BY NANCY GAGNET | MIRROR REPORTER — When Joe Camp first began working for the city of Maumee in 1988, there were two computers on hand. He used one of them and former Finance Director Dave Hazard used the other.
At the time, Camp was a junior at Bowling Green State University studying construction engineering and he didn’t realize that the internship he had landed with the city would lead to a 31-year career and the role as city service director. On January 31, he will retire from Maumee.
“It really has been a great career. I have learned so much, I have met so many great people,” he said.
After graduating from BGSU in 1991, Camp was immediately recruited to fill the newly created position of engineering technician. With Arrowhead Park experiencing significant growth, the launch of a new citywide recycling program and construction of the city administration building, work was booming in the service department. Within two years, Camp was promoted to staff engineer and then later he was named commissioner.
“There was a boatload of work going on at that time,” he said.
Throughout his career, he worked under former service directors Joe Corey, Kent Gardner and Larry Gamble, and he credits each for mentoring him and preparing him for the role of director.
“All three of them that I had an opportunity to work for, I learned something differently from each one,” he said, “but I owe a lot of gratitude to Larry because I worked for him the longest.”
In 2008, shortly after Camp was named service director, the economy stalled and several positions within the division were eliminated. He credits the use of technology for enabling service work to continue at an efficient manner despite the reduced staff.
Upon Camp’s retirement, two commissioners will step in to handle day-to-day operations. One is Howard Brebberman, the current commissioner of public service, who will focus on above-ground needs such as road repair, building maintenance and parks. The commissioner of public utilities, a newly created position that has yet to be filled, will handle the infrastructure below ground, including water, sanitary and storm systems.

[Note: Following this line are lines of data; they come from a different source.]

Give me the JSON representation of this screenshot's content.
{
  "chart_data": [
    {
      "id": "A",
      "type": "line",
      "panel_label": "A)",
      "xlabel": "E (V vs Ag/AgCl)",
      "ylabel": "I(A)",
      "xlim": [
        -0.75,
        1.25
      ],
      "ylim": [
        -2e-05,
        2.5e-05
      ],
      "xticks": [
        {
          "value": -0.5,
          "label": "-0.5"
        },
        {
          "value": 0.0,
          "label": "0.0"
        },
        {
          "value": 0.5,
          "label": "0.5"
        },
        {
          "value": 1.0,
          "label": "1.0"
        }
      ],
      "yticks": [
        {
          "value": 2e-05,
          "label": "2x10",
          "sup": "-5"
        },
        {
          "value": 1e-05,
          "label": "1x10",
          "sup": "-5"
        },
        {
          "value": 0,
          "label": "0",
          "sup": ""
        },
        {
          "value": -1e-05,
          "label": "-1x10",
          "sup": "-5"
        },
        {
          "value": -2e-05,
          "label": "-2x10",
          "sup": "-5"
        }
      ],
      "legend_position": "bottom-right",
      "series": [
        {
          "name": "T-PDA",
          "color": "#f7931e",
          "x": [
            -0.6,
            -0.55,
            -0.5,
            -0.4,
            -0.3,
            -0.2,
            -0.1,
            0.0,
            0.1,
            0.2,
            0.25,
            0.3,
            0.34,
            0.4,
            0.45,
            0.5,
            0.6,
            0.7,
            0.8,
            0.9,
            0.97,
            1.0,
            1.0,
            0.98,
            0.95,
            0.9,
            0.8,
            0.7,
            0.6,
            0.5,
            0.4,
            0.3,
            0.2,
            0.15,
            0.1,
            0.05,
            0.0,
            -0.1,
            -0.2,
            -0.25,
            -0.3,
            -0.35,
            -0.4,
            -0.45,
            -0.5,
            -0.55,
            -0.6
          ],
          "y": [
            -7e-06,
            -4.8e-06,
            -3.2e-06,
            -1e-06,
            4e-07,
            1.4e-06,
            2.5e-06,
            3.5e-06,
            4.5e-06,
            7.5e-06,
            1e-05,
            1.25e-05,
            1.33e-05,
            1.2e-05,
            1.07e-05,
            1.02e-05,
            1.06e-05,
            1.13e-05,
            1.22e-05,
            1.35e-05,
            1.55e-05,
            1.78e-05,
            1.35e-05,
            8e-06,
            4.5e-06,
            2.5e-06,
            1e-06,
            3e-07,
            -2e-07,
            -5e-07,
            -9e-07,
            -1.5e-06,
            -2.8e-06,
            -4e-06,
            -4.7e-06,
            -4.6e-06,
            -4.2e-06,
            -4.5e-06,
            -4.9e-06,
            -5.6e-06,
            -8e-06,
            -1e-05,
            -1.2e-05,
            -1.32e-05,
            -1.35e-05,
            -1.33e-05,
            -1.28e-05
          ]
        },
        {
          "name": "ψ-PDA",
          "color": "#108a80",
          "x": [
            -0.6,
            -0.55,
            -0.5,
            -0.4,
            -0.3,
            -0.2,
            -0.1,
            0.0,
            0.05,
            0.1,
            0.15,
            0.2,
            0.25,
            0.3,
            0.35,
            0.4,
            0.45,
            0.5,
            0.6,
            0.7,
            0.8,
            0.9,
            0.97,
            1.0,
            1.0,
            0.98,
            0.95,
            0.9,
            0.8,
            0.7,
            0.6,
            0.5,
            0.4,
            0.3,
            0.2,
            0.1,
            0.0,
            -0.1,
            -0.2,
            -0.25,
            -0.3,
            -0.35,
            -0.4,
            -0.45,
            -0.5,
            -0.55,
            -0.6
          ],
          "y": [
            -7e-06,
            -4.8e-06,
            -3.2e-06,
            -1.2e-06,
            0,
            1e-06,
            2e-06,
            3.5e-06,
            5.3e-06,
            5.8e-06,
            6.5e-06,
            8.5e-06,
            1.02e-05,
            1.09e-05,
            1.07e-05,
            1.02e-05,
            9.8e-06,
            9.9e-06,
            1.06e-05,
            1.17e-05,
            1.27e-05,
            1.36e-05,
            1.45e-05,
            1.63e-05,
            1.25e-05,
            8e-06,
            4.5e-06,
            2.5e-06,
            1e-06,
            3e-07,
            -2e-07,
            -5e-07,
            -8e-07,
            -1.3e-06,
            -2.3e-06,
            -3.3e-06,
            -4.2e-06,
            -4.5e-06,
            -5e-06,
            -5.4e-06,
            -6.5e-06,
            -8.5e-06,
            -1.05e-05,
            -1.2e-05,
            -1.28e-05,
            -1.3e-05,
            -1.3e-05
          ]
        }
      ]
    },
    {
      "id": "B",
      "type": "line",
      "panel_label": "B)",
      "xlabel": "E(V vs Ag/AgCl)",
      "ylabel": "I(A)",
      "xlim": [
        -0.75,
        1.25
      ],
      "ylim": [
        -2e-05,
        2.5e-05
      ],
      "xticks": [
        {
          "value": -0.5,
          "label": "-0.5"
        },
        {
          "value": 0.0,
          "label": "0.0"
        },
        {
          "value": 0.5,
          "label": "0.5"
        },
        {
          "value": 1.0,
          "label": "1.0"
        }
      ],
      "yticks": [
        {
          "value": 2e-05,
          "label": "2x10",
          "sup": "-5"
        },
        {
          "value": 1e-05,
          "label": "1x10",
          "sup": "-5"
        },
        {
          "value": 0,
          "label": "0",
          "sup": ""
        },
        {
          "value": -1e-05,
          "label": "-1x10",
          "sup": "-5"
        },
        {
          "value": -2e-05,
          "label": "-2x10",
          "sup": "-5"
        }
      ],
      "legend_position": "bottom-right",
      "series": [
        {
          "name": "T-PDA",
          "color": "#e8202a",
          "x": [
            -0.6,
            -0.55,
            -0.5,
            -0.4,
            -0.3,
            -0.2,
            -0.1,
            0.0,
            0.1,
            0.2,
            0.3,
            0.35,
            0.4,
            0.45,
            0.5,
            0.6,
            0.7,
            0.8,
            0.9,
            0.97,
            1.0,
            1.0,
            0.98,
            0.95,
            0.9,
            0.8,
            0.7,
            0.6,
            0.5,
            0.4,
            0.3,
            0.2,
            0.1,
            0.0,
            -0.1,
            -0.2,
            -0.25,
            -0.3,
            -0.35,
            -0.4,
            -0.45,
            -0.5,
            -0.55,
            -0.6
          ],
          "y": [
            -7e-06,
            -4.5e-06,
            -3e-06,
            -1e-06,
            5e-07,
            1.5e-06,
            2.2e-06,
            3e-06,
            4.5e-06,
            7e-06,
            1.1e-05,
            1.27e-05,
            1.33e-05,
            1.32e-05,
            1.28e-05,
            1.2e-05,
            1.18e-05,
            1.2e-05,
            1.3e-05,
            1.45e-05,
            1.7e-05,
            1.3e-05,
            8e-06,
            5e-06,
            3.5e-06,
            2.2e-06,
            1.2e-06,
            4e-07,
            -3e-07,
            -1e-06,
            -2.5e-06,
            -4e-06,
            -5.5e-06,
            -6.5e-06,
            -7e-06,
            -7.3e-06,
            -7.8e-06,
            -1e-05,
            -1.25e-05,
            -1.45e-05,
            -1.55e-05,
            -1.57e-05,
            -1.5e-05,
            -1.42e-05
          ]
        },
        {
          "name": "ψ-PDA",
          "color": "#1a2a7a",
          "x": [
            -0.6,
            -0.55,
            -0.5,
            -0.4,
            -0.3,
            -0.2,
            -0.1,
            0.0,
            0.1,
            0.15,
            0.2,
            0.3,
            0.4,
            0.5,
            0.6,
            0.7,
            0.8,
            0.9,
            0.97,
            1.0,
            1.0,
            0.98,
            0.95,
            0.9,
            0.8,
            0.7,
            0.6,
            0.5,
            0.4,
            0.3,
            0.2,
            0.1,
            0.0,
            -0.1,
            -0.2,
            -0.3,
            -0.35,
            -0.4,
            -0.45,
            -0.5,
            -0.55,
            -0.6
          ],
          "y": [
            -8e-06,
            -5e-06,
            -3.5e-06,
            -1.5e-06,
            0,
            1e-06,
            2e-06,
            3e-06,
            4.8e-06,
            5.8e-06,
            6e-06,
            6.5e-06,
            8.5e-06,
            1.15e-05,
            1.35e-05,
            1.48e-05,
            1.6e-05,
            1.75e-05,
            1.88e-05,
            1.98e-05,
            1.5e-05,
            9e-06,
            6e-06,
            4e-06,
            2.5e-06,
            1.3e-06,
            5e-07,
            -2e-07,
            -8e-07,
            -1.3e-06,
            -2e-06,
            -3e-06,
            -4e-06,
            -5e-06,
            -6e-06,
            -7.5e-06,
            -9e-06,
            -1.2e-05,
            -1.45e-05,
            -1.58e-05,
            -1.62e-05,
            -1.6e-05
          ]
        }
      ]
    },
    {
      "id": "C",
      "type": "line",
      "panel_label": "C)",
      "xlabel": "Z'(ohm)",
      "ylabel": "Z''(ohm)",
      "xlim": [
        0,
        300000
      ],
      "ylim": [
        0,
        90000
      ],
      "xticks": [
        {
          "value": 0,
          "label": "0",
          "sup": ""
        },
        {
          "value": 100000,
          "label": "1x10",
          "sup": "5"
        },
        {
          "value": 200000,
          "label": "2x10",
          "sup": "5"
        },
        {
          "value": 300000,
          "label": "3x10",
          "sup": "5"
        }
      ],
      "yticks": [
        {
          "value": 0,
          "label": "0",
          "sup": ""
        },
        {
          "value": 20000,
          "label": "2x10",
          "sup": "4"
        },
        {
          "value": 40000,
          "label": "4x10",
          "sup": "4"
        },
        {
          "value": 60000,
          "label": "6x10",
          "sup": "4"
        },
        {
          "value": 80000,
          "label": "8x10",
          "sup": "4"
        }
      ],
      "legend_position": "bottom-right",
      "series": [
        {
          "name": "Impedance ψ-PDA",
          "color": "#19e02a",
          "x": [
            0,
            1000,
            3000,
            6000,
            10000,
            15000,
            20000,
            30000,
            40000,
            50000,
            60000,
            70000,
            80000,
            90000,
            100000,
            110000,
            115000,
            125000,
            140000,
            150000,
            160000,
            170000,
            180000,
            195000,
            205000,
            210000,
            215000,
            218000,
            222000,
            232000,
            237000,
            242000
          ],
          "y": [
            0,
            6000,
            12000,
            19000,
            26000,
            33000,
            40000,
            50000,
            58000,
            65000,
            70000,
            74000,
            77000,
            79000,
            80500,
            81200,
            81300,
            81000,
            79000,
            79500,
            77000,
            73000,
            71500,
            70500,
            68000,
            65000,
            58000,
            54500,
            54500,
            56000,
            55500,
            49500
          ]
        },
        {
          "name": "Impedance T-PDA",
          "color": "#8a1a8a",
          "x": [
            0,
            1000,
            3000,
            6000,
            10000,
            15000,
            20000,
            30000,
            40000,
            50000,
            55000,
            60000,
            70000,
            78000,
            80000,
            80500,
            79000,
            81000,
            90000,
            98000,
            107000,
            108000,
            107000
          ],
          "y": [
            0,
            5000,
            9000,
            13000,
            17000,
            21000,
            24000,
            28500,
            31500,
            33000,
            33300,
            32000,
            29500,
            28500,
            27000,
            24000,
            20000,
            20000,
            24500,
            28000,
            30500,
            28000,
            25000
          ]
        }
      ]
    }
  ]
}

The new city administrator, Patrick Burtch, will oversee both commissioners.
Camp said the new structure makes sense with current changes in EPA regulations, among other things. He also said that with advances in technology, more changes would likely take place, which is good for Maumee.
“In order for the city to keep moving forward, there needs to be fresh ideas and fresh blood. That’s my firm belief in order to keep it moving forward,” he said.
Throughout his tenure, Camp oversaw a number of significant projects, with the new interchange at Dussel Drive among the biggest and most complex, and the new city service building, the one he considers most rewarding.
“It was one of the last new buildings and it had input from staff on design and function. That was probably the most valuable building that we have,” he said.
Leslie Lipper met Camp six years ago when she became the department’s administrative assistant. His knowledge and sense of humor will be missed, she said.
“He’s my go-to guy,” she said. “He’s kind and funny and he gives a lot of good guidance – he’s an all-around great guy.”
“He makes my job easy,” Brebberman said. “He is the ultimate professional when dealing with the public. It has been an awesome opportunity to learn about public service from a guy who is really good at it.”
Camp has been tireless in his commitment to the city and estimates he has attended 600 regular and special council meetings. To him, the best part about the job is the people.
“Employees are unbelievable. Everyone who works for the city of Maumee is dedicated in getting the work done and they take pride in getting everything done in an efficient manner, all the way through,” he said.
Upon retirement, Camp, who is 52, plans to spend time with his wife of 25 years, Cathi, and his children Miranda and Garret before seeing what the next chapter holds.
“I have mixed emotions about retiring, but I’ve always believed that when it is time to retire, you do it and give someone else the same opportunities that you have had,” he said. “It will be good to reclaim my Monday nights back. It’s scary, but I look forward to seeing what the future holds for me. There are still plenty of things in my life that I want to get done. We’ll have to see how quickly I can get to where I want to be.”